The night before her third marriage,
she arranges flowers, watches reruns:
he forgets “Heartbreak Hotel”—clutches
his throat. “Worst job I’ve ever done,”
he says. She loves his failure like she loves
her own skin. She loves his fear,
his one-of-a-kind black leather jumpsuit
over it. She loves whatever protection
there is.

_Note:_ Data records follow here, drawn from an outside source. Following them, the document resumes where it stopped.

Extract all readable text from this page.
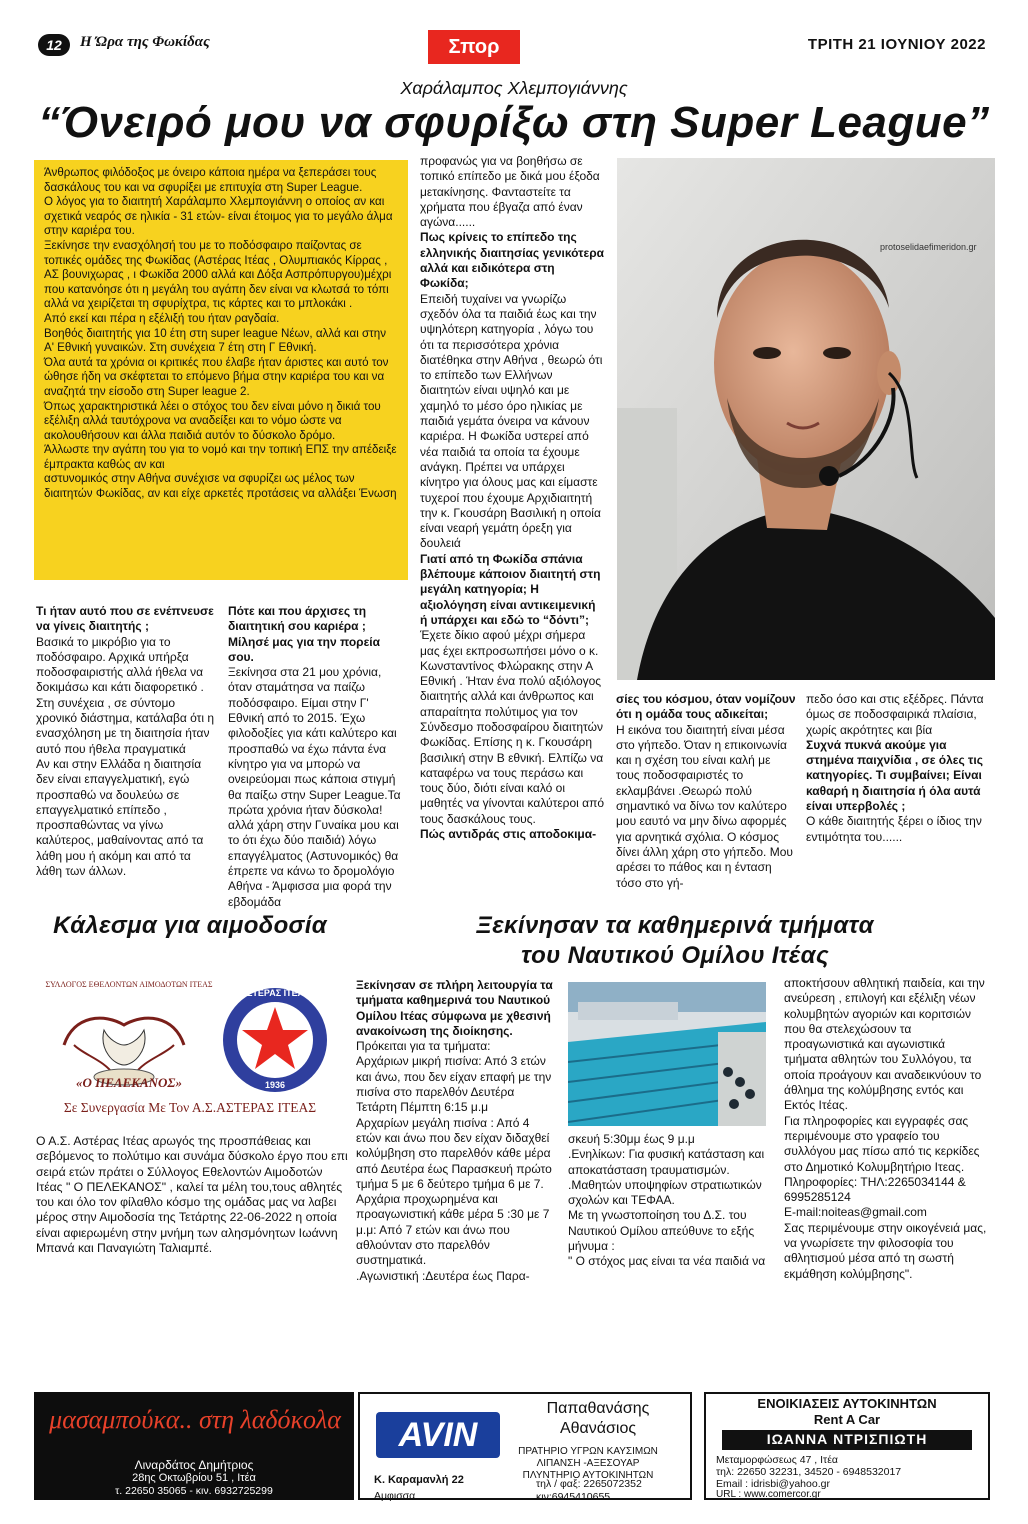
12	Η Ώρα της Φωκίδας	Σπορ	ΤΡΙΤΗ 21 ΙΟΥΝΙΟΥ 2022
Χαράλαμπος Χλεμπογιάννης
“Όνειρό μου να σφυρίξω στη Super League”

Άνθρωπος φιλόδοξος με όνειρο κάποια ημέρα να ξεπεράσει τους δασκάλους του και να σφυρίξει με επιτυχία στη Super League.

Ο λόγος για το διαιτητή Χαράλαμπο Χλεμπογιάννη ο οποίος αν και σχετικά νεαρός σε ηλικία - 31 ετών- είναι έτοιμος για το μεγάλο άλμα στην καριέρα του.

Ξεκίνησε την ενασχόλησή του με το ποδόσφαιρο παίζοντας σε τοπικές ομάδες της Φωκίδας (Αστέρας Ιτέας , Ολυμπιακός Κίρρας , ΑΣ βουνιχωρας , ι Φωκίδα 2000 αλλά και Δόξα Ασπρόπυργου)μέχρι που κατανόησε ότι η μεγάλη του αγάπη δεν είναι να κλωτσά το τόπι αλλά να χειρίζεται τη σφυρίχτρα, τις κάρτες και το μπλοκάκι .

Από εκεί και πέρα η εξέλιξή του ήταν ραγδαία.

Βοηθός διαιτητής για 10 έτη στη super league Νέων, αλλά και στην Α' Εθνική γυναικών. Στη συνέχεια 7 έτη στη Γ Εθνική.

Όλα αυτά τα χρόνια οι κριτικές που έλαβε ήταν άριστες και αυτό τον ώθησε ήδη να σκέφτεται το επόμενο βήμα στην καριέρα του και να αναζητά την είσοδο στη Super league 2.

Όπως χαρακτηριστικά λέει ο στόχος του δεν είναι μόνο η δικιά του εξέλιξη αλλά ταυτόχρονα να αναδείξει και το νόμο ώστε να ακολουθήσουν και άλλα παιδιά αυτόν το δύσκολο δρόμο.

Άλλωστε την αγάπη του για το νομό και την τοπική ΕΠΣ την απέδειξε έμπρακτα καθώς αν και

αστυνομικός στην Αθήνα συνέχισε να σφυρίζει ως μέλος των διαιτητών Φωκίδας, αν και είχε αρκετές προτάσεις να αλλάξει Ένωση

Τι ήταν αυτό που σε ενέπνευσε να γίνεις διαιτητής ;

Βασικά το μικρόβιο για το ποδόσφαιρο. Αρχικά υπήρξα ποδοσφαιριστής αλλά ήθελα να δοκιμάσω και κάτι διαφορετικό . Στη συνέχεια , σε σύντομο χρονικό διάστημα, κατάλαβα ότι η ενασχόληση με τη διαιτησία ήταν αυτό που ήθελα πραγματικά

Αν και στην Ελλάδα η διαιτησία δεν είναι επαγγελματική, εγώ προσπαθώ να δουλεύω σε επαγγελματικό επίπεδο , προσπαθώντας να γίνω καλύτερος, μαθαίνοντας από τα λάθη μου ή ακόμη και από τα λάθη των άλλων.

Πότε και που άρχισες τη διαιτητική σου καριέρα ; Μίλησέ μας για την πορεία σου.

Ξεκίνησα στα 21 μου χρόνια, όταν σταμάτησα να παίζω ποδόσφαιρο. Είμαι στην Γ' Εθνική από το 2015. Έχω φιλοδοξίες για κάτι καλύτερο και προσπαθώ να έχω πάντα ένα κίνητρο για να μπορώ να ονειρεύομαι πως κάποια στιγμή θα παίξω στην Super League.Τα πρώτα χρόνια ήταν δύσκολα! αλλά χάρη στην Γυναίκα μου και το ότι έχω δύο παιδιά) λόγω επαγγέλματος (Αστυνομικός) θα έπρεπε να κάνω το δρομολόγιο Αθήνα - Άμφισσα μια φορά την εβδομάδα

προφανώς για να βοηθήσω σε τοπικό επίπεδο με δικά μου έξοδα μετακίνησης. Φανταστείτε τα χρήματα που έβγαζα από έναν αγώνα......

Πως κρίνεις το επίπεδο της ελληνικής διαιτησίας γενικότερα αλλά και ειδικότερα στη Φωκίδα;

Επειδή τυχαίνει να γνωρίζω σχεδόν όλα τα παιδιά έως και την υψηλότερη κατηγορία , λόγω του ότι τα περισσότερα χρόνια διατέθηκα στην Αθήνα , θεωρώ ότι το επίπεδο των Ελλήνων διαιτητών είναι υψηλό και με χαμηλό το μέσο όρο ηλικίας με παιδιά γεμάτα όνειρα να κάνουν καριέρα. Η Φωκίδα υστερεί από νέα παιδιά τα οποία τα έχουμε ανάγκη. Πρέπει να υπάρχει κίνητρο για όλους μας και είμαστε τυχεροί που έχουμε Αρχιδιαιτητή την κ. Γκουσάρη Βασιλική η οποία είναι νεαρή γεμάτη όρεξη για δουλειά

Γιατί από τη Φωκίδα σπάνια βλέπουμε κάποιον διαιτητή στη μεγάλη κατηγορία; Η αξιολόγηση είναι αντικειμενική ή υπάρχει και εδώ το “δόντι”;

Έχετε δίκιο αφού μέχρι σήμερα μας έχει εκπροσωπήσει μόνο ο κ. Κωνσταντίνος Φλώρακης στην Α Εθνική . Ήταν ένα πολύ αξιόλογος διαιτητής αλλά και άνθρωπος και απαραίτητα πολύτιμος για τον Σύνδεσμο ποδοσφαίρου διαιτητών Φωκίδας. Επίσης η κ. Γκουσάρη βασιλική στην Β εθνική. Ελπίζω να καταφέρω να τους περάσω και τους δύο, διότι είναι καλό οι μαθητές να γίνονται καλύτεροι από τους δασκάλους τους.

Πώς αντιδράς στις αποδοκιμα-

σίες του κόσμου, όταν νομίζουν ότι η ομάδα τους αδικείται;

Η εικόνα του διαιτητή είναι μέσα στο γήπεδο. Όταν η επικοινωνία και η σχέση του είναι καλή με τους ποδοσφαιριστές το εκλαμβάνει .Θεωρώ πολύ σημαντικό να δίνω τον καλύτερο μου εαυτό να μην δίνω αφορμές για αρνητικά σχόλια. Ο κόσμος δίνει άλλη χάρη στο γήπεδο. Μου αρέσει το πάθος και η ένταση τόσο στο γή-

πεδο όσο και στις εξέδρες. Πάντα όμως σε ποδοσφαιρικά πλαίσια, χωρίς ακρότητες και βία

Συχνά πυκνά ακούμε για στημένα παιχνίδια , σε όλες τις κατηγορίες. Τι συμβαίνει; Είναι καθαρή η διαιτησία ή όλα αυτά είναι υπερβολές ;

Ο κάθε διαιτητής ξέρει ο ίδιος την εντιμότητα του......

protoselidaefimeridon.gr
Κάλεσμα για αιμοδοσία
ΣΥΛΛΟΓΟΣ ΕΘΕΛΟΝΤΩΝ ΑΙΜΟΔΟΤΩΝ ΙΤΕΑΣ
«Ο ΠΕΛΕΚΑΝΟΣ»
ΑΣΤΕΡΑΣ ΙΤΕΑΣ
1936
Σε Συνεργασία Με Τον Α.Σ.ΑΣΤΕΡΑΣ ΙΤΕΑΣ
Ο Α.Σ. Αστέρας Ιτέας αρωγός της προσπάθειας και σεβόμενος το πολύτιμο και συνάμα δύσκολο έργο που επι σειρά ετών πράτει ο Σύλλογος Εθελοντών Αιμοδοτών Ιτέας " Ο ΠΕΛΕΚΑΝΟΣ" , καλεί τα μέλη του,τους αθλητές του και όλο τον φίλαθλο κόσμο της ομάδας μας να λαβει μέρος στην Αιμοδοσία της Τετάρτης 22-06-2022 η οποία είναι αφιερωμένη στην μνήμη των αλησμόνητων Ιωάννη Μπανά και Παναγιώτη Ταλιαμπέ.
Ξεκίνησαν τα καθημερινά τμήματα
του Ναυτικού Ομίλου Ιτέας

Ξεκίνησαν σε πλήρη λειτουργία τα τμήματα καθημερινά του Ναυτικού Ομίλου Ιτέας σύμφωνα με χθεσινή ανακοίνωση της διοίκησης.

Πρόκειται για τα τμήματα:

Αρχάριων μικρή πισίνα: Από 3 ετών και άνω, που δεν είχαν επαφή με την πισίνα στο παρελθόν Δευτέρα Τετάρτη Πέμπτη 6:15 μ.μ

Αρχαρίων μεγάλη πισίνα : Από 4 ετών και άνω που δεν είχαν διδαχθεί κολύμβηση στο παρελθόν κάθε μέρα από Δευτέρα έως Παρασκευή πρώτο τμήμα 5 με 6 δεύτερο τμήμα 6 με 7.

Αρχάρια προχωρημένα και προαγωνιστική κάθε μέρα 5 :30 με 7 μ.μ: Από 7 ετών και άνω που αθλούνταν στο παρελθόν συστηματικά.

.Αγωνιστική :Δευτέρα έως Παρα-

σκευή 5:30μμ έως 9 μ.μ

.Ενηλίκων: Για φυσική κατάσταση και αποκατάσταση τραυματισμών.

.Μαθητών υποψηφίων στρατιωτικών σχολών και ΤΕΦΑΑ.

Με τη γνωστοποίηση του Δ.Σ. του Ναυτικού Ομίλου απεύθυνε το εξής μήνυμα :

" Ο στόχος μας είναι τα νέα παιδιά να

αποκτήσουν αθλητική παιδεία, και την ανεύρεση , επιλογή και εξέλιξη νέων κολυμβητών αγοριών και κοριτσιών που θα στελεχώσουν τα προαγωνιστικά και αγωνιστικά τμήματα αθλητών του Συλλόγου, τα οποία προάγουν και αναδεικνύουν το άθλημα της κολύμβησης εντός και Εκτός Ιτέας.

Για πληροφορίες και εγγραφές σας περιμένουμε στο γραφείο του συλλόγου μας πίσω από τις κερκίδες στο Δημοτικό Κολυμβητήριο Ιτεας.

Πληροφορίες: ΤΗΛ:2265034144 & 6995285124

E-mail:noiteas@gmail.com

Σας περιμένουμε στην οικογένειά μας, να γνωρίσετε την φιλοσοφία του αθλητισμού μέσα από τη σωστή εκμάθηση κολύμβησης".

μασαμπούκα.. στη λαδόκολα
Λιναρδάτος Δημήτριος
28ης Οκτωβρίου 51 , Ιτέα
τ. 22650 35065 - κιν. 6932725299
AVIN
Παπαθανάσης
Αθανάσιος
ΠΡΑΤΗΡΙΟ ΥΓΡΩΝ ΚΑΥΣΙΜΩΝ
ΛΙΠΑΝΣΗ -ΑΞΕΣΟΥΑΡ
ΠΛΥΝΤΗΡΙΟ ΑΥΤΟΚΙΝΗΤΩΝ
Κ. Καραμανλή 22
Αμφισσα
τηλ / φαξ: 2265072352
κιν:6945410655
ΕΝΟΙΚΙΑΣΕΙΣ ΑΥΤΟΚΙΝΗΤΩΝ
Rent A Car
ΙΩΑΝΝΑ ΝΤΡΙΣΠΙΩΤΗ
Μεταμορφώσεως 47 , Ιτέα
τηλ: 22650 32231, 34520 - 6948532017
Email : idrisbi@yahoo.gr
URL : www.comercor.gr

Elvis reads his cues
aloud: “Things to talk about”—First
record, when first met musicians,
Ed Sullivan Show, shooting from waist up.
Pulls his finger over his curling lip.
While he has her laughing, he’s gradually
relaxing away from the past, toward
where he is now, the stool he’s sitting on.
He’s closing his eyes, going on
with the songs, courting the front row.
She watches for the moment now,
knowing, from the future, how backstage
after the first set, he called
the costume designer to dry out
the inside of his suit, which he had come in.
She wouldn’t want to say how hard she’s
watching to see the moment of coming.
He jabs his hand straight up, shouts
“Moby Dick!” and spears the whale. Now.
Or when he leans into the girl’s face as if
she already planned to leave him,
so he sends her all he has. It would be
something, to catch what was missed before,
to get in sync with him. It would make
a kind of opening between them, through which
you could fill the past with shaken blossoms.